The Court finds that, in the absence of any evidence that Centrix reasonably believed that notice to AISLIC constituted direct notice to National Union as well (such as a common agent who represented both companies in their dealings with Centrix), notice to AISLIC will not be imputed to National Union, and any evidence of such notice will be excluded from trial. Neither Centrix nor defendants cites authority that is precisely on point, and the Court is unaware of any case law that considers whether notice to a subsidiary of the same parent insurance company, without more, can constitute constructive notice. However, numerous courts have found that, in the context of the “identity of interests” exception to the relation back rule, a corporate parent-subsidiary relationship, standing alone, is not sufficient to impute one entity’s notice of a lawsuit to the other entity. See In re Allbrand Appliance & Television Co., 875 F.2d 1021, 1025-26 (2d Cir. 1989 (“the parent-subsidiary relationship standing alone is simply not enough[.] . . . The two businesses must have organized or conducted their activities in a manner that strongly suggests a close linkage”); see also Santora v. Starwood Hotel and Resorts Worldwide, Inc., 2007 WL 3037098 at *5 (N.D. Ill. Oct. 16, 2007) (allowing leave to amend to include a subsidiary but noting that the court would dismiss the new defendant “upon a showing that a sufficient relationship to impute notice does not exist”); but see E.I. duPont de Nemours & Co. v. Phillips Petroleum Co., 621 F.Supp. 310, 314 (D. Del. 1985) (holding that the parent-subsidiary relationship was sufficient to constitute identity of interest for notice purposes). The relationship between two subsidiaries of the same parent is further removed than the parent-subsidiary relationship. Since courts disagree about whether the latter relationship, standing alone, is sufficient to impute notice from one entity to the other, the Court finds that notice to AISLIC is not de jure notice to National Union. Given Centrix’s failure to show that National Union and AISLIC conducted their activities in a manner that suggested that the two companies were sufficiently interrelated, notice to AISLIC will therefore not be imputed to National Union.
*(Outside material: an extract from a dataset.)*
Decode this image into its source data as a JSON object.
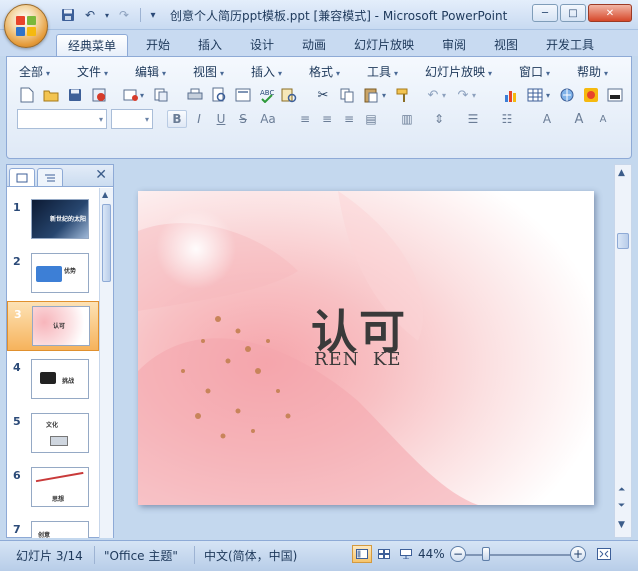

For the foregoing reasons, it is
ORDERED that defendants National Union Fire Insurance Company of Pittsburgh, PA and AIG Domestic Claims, Inc.’s Consolidated Motions in Limine [Docket No. 106] is GRANTED in part with respect to defendants’ first and fourth motions. It is further
ORDERED that, at trial, plaintiffs will not be allowed to introduce evidence that failure to provide timely notice under the fidelity bond caused no prejudice to defendant National Union and will not be permitted to introduce evidence of notice provided to an insurer other than National Union.